Forest backed past an eight-foot-long model of a whaling ship.

‘What can you do?’ asked Forest.

With one lazy sweep, Bolton sliced the plasma lance through the huge model ship. The model crashed to the deck in two halves. The model’s sails caught fire.

‘I sink ships.’

Bolton lifted his plasma lance. ‘I designed this to help me. It works well. I only have one test left for it.’

‘What’s that?’ asked Forest.

‘You,’ Bolton replied casually.

‘Not much of a test,’ commented Forest. ‘I think we both know it will cut me in half.’

Bolton raised an eyebrow. ‘You’re right. It will certainly cut you in half. But will the heat instantly cauterize the wound? If so, you could live quite some time like that. From the waist up, of course.’

Forest wasn’t enjoying this conversation.

Bolton seemed to be enjoying every sick second of it.

‘Of course, the human body is ninety percent water,’ Bolton continued. ‘Water explodes on contact with plasma. Maybe you’ll explode like that wax statue you shot.’

Forest found himself retreating down a narrow side gallery. He glanced over his shoulder.

Where the gallery ended, four chains suspended an anchor from the ceiling.

Forest turned and ran.

Bolton lunged.

The plasma’s heat swept across Forest’s back, but not the searing touch of the weapon itself.
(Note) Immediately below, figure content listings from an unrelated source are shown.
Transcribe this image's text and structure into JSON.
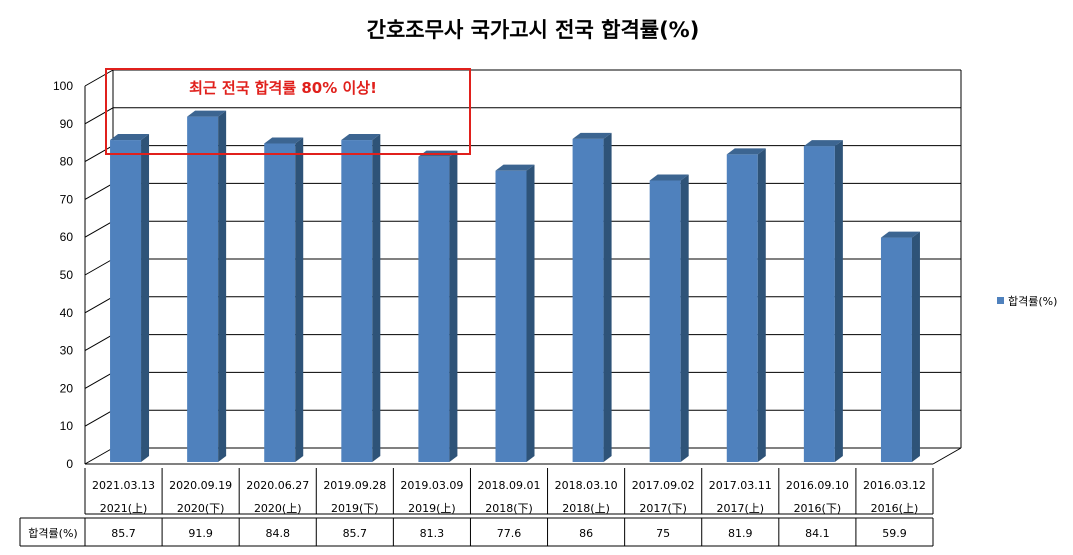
{
  "chart_data": {
    "type": "bar",
    "title": "간호조무사 국가고시 전국 합격률(%)",
    "categories": [
      [
        "2021.03.13",
        "2021(上)"
      ],
      [
        "2020.09.19",
        "2020(下)"
      ],
      [
        "2020.06.27",
        "2020(上)"
      ],
      [
        "2019.09.28",
        "2019(下)"
      ],
      [
        "2019.03.09",
        "2019(上)"
      ],
      [
        "2018.09.01",
        "2018(下)"
      ],
      [
        "2018.03.10",
        "2018(上)"
      ],
      [
        "2017.09.02",
        "2017(下)"
      ],
      [
        "2017.03.11",
        "2017(上)"
      ],
      [
        "2016.09.10",
        "2016(下)"
      ],
      [
        "2016.03.12",
        "2016(上)"
      ]
    ],
    "series": [
      {
        "name": "합격률(%)",
        "values": [
          85.7,
          91.9,
          84.8,
          85.7,
          81.3,
          77.6,
          86,
          75,
          81.9,
          84.1,
          59.9
        ],
        "value_labels": [
          "85.7",
          "91.9",
          "84.8",
          "85.7",
          "81.3",
          "77.6",
          "86",
          "75",
          "81.9",
          "84.1",
          "59.9"
        ]
      }
    ],
    "ylim": [
      0,
      100
    ],
    "yticks": [
      0,
      10,
      20,
      30,
      40,
      50,
      60,
      70,
      80,
      90,
      100
    ],
    "grid": true,
    "legend_position": "right",
    "data_table": true,
    "annotation": "최근 전국 합격률 80% 이상!",
    "colors": {
      "bar_front": "#4f81bd",
      "bar_side": "#2e5378",
      "bar_top": "#3c6591",
      "annotation": "#e0201c",
      "grid": "#000000"
    }
  }
}
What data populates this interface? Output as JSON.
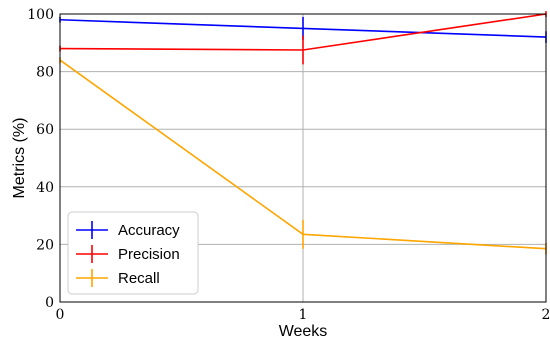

Forest slid under the hanging anchor and leaped up again on the far side.

As Bolton charged, Forest hurled his full weight against the anchor.

He swung the heavy lump of steel straight at Bolton.

The attack surprised Bolton.

The anchor struck him right in the stomach. He doubled over from the impact. The anchor swung back toward Forest.

His head is down,
Forest realized.
He’s vulnerable!

Forest swung the anchor back straight at Bolton’s head.

Bolton looked up.

He saw the anchor.

He tried to duck.

Too late.

The anchor smacked into his forehead, splitting open a bright red gash.

This is it,
thought Forest.
Run!

Before Forest took a single step, Bolton swung his plasma lance. The lance cut the two chains suspending his side of the anchor.

The anchor instantly swung like a pendulum.

It swung straight back into Forest.

The impact lifted Forest off his feet. He flew backward through the air and—

CRASH!

His entire body smashed into a display cabinet. His body armor saved him from lacerations, but not from the stunning impact.

Bolton severed the last two chains.

The anchor crashed to the deck.

Blood streamed down Bolton’s face from the long gash in his forehead.

Forest could barely move. Glass pinned his body into the cabinet. He saw Bolton standing before him.

This is it,
thought Forest.
This is really going to happen. This is how I will die.

Bolton swung the lance.

Forest’s body armor never stood a chance. His ribcage, spine and internal organs offered absolutely no resistance to the twenty thousand degrees of white-hot plasma. Forest neither exploded nor had the separated parts of his body instantly cauterized.

None of these things happened, because Bolton never finished his attack.

THUNK

A huge blade emerged from Bolton’s chest.

The giant arrowhead spanned seven inches across.

The blade’s leading edge had surely cleaved through Bolton’s spine and ribs before erupting through his sternum.

Bolton’s heart must have been sliced cleanly in half.